The breaches, according to the pre-action protocol, include what was deemed “the wrongful and biased criteria” used by PSC for the merit list.
Griffith said the PSC admitted it used three main factors in their personal assessment, Command and Control, Police Experience and Security Vetting. But the letter accused Gomes of drafting criteria “to provide points for candidates based on Policing Experience and not Law Enforcement Experience” which, according to Griffith, “shows that she and the PSC’s final interview had blatantly showed a high degree of bias and operated in total contrast to the stipulation for candidates eligible to apply for the post as in law.”
Griffith also accused the Gomes-led PSC of showing “blatant disregard for the law and showing bias against anyone outside of the Police Service who applied for the post.”
He said it was “this attempt used by the PSC to have my points altered from 81.94 per cent, after I was graded by experts in the firm, using law enforcement experience as stipulated in law, to then have the PSC conduct their own biased process and drop me over 23 per cent, using a system that they wanted to get their own result, and not what was mandated by our legal notice.”
Griffith said the PSC had “no right to have conducted their own assessments and grading,” since the legal notice was clear—that the task of the PSC in the process was to accumulate the points of each candidate, submitted by the firm (KPMG) based on the assessments, and then accumulate it to then provide a merit list for onward transmission to the President.
Had this been done, Griffith said his name “should have been submitted to the President, as I acquired the most points for those who applied for the post of Commissioner of Police.”
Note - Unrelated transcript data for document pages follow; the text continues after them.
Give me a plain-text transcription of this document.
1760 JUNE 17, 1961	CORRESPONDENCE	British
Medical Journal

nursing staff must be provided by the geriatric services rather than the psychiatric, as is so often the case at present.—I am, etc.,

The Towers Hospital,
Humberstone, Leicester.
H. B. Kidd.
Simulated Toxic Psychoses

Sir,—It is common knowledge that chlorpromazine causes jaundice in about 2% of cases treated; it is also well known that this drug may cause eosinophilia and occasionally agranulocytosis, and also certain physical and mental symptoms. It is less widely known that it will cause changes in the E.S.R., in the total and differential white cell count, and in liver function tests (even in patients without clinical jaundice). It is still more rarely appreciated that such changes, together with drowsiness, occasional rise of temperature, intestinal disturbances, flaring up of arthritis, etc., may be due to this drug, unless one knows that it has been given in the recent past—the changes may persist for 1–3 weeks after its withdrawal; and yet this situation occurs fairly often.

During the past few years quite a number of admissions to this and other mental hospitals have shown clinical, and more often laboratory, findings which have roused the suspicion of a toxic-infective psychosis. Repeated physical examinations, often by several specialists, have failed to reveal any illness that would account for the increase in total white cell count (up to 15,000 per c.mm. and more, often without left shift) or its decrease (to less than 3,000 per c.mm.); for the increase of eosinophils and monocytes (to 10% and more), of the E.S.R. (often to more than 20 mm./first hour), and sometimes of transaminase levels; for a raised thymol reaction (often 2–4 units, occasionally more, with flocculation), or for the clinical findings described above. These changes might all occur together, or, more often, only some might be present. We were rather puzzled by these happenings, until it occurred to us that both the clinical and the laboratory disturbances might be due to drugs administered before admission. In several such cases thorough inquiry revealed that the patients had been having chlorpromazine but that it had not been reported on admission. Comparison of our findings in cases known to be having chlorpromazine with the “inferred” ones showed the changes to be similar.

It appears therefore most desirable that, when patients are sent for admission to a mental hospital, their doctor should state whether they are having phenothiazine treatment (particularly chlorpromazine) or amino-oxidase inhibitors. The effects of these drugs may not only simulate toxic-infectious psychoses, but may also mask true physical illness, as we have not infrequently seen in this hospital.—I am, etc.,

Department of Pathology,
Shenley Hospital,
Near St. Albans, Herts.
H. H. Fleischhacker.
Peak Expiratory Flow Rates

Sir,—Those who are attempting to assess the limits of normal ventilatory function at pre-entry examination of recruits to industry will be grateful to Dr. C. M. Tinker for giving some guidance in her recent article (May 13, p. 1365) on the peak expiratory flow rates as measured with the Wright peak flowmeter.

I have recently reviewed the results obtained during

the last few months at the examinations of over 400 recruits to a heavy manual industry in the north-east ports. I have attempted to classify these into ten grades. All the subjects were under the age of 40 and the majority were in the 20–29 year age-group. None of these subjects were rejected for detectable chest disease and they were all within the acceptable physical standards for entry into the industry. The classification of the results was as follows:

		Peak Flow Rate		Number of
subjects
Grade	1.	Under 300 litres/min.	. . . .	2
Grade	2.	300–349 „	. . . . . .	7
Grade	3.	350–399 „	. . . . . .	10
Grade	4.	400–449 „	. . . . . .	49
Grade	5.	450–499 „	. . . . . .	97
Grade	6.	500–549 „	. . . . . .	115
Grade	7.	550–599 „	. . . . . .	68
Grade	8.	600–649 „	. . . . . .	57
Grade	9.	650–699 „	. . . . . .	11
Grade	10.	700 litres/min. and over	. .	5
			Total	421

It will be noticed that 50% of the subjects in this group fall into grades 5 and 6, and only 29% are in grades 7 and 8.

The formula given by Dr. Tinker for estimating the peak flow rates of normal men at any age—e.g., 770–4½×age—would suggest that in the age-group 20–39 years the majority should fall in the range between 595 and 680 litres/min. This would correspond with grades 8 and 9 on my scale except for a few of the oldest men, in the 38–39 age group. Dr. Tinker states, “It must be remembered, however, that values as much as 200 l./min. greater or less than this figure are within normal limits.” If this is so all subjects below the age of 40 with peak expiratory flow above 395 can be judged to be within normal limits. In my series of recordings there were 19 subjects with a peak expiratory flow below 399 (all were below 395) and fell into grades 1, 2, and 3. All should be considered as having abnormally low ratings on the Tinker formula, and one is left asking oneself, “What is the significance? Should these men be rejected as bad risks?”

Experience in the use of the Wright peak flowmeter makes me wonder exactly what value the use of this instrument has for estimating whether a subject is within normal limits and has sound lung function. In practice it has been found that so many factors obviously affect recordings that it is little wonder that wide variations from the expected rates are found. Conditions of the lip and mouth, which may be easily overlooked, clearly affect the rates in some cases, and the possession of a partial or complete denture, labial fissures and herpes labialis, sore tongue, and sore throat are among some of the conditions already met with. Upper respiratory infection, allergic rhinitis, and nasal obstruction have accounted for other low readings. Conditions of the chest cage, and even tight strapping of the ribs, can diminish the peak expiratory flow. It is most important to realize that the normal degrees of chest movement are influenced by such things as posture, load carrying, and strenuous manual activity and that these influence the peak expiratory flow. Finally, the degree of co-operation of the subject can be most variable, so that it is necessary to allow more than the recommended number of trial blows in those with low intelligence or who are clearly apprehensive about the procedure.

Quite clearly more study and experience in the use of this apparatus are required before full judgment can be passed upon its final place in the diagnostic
By law, he said a firm was to be appointed to conduct a stringent evaluation of candidates and this was done using “international best practices used to appoint persons in similar posts in other countries, and with the assistance of international experts in the assessments.”
Based on the comprehensive assessments, Griffith said he placed first among all who applied for the post, with the second place applicant being current acting Commissioner of Police Stephen Williams.
He said Dulalchan, who did not apply for the substantive post of CoP, was first among those who applied for Deputy Commissioner of Police.
Griffith’s letter details the comprehensive systems and assessment done by KPMG to acquire points for each candidate, which included their resume, a comprehensive medical test, security and financial vetting and background checks, an interview, psychometric testing and submission of a detailed National Security Operational report in preparation for a major event.
He noted that any altering of the merit list after this would have been done solely for the final interview by PSC and nothing else, as no other process for assessment took place, which should then mean that the results should not be vastly different.
He said the one point he agreed with from Dulalchan attorneys is that a commissioner should be appointed and that the current process not be scrapped.
But he said to appoint a commissioner based on wrongful and illegal procedures by the PSC would do “more harm than good, as someone appointed under such a cloud would never be able to acquire the respect and trust both by the public and the many officers under his command, and without this, he would fail before he starts.”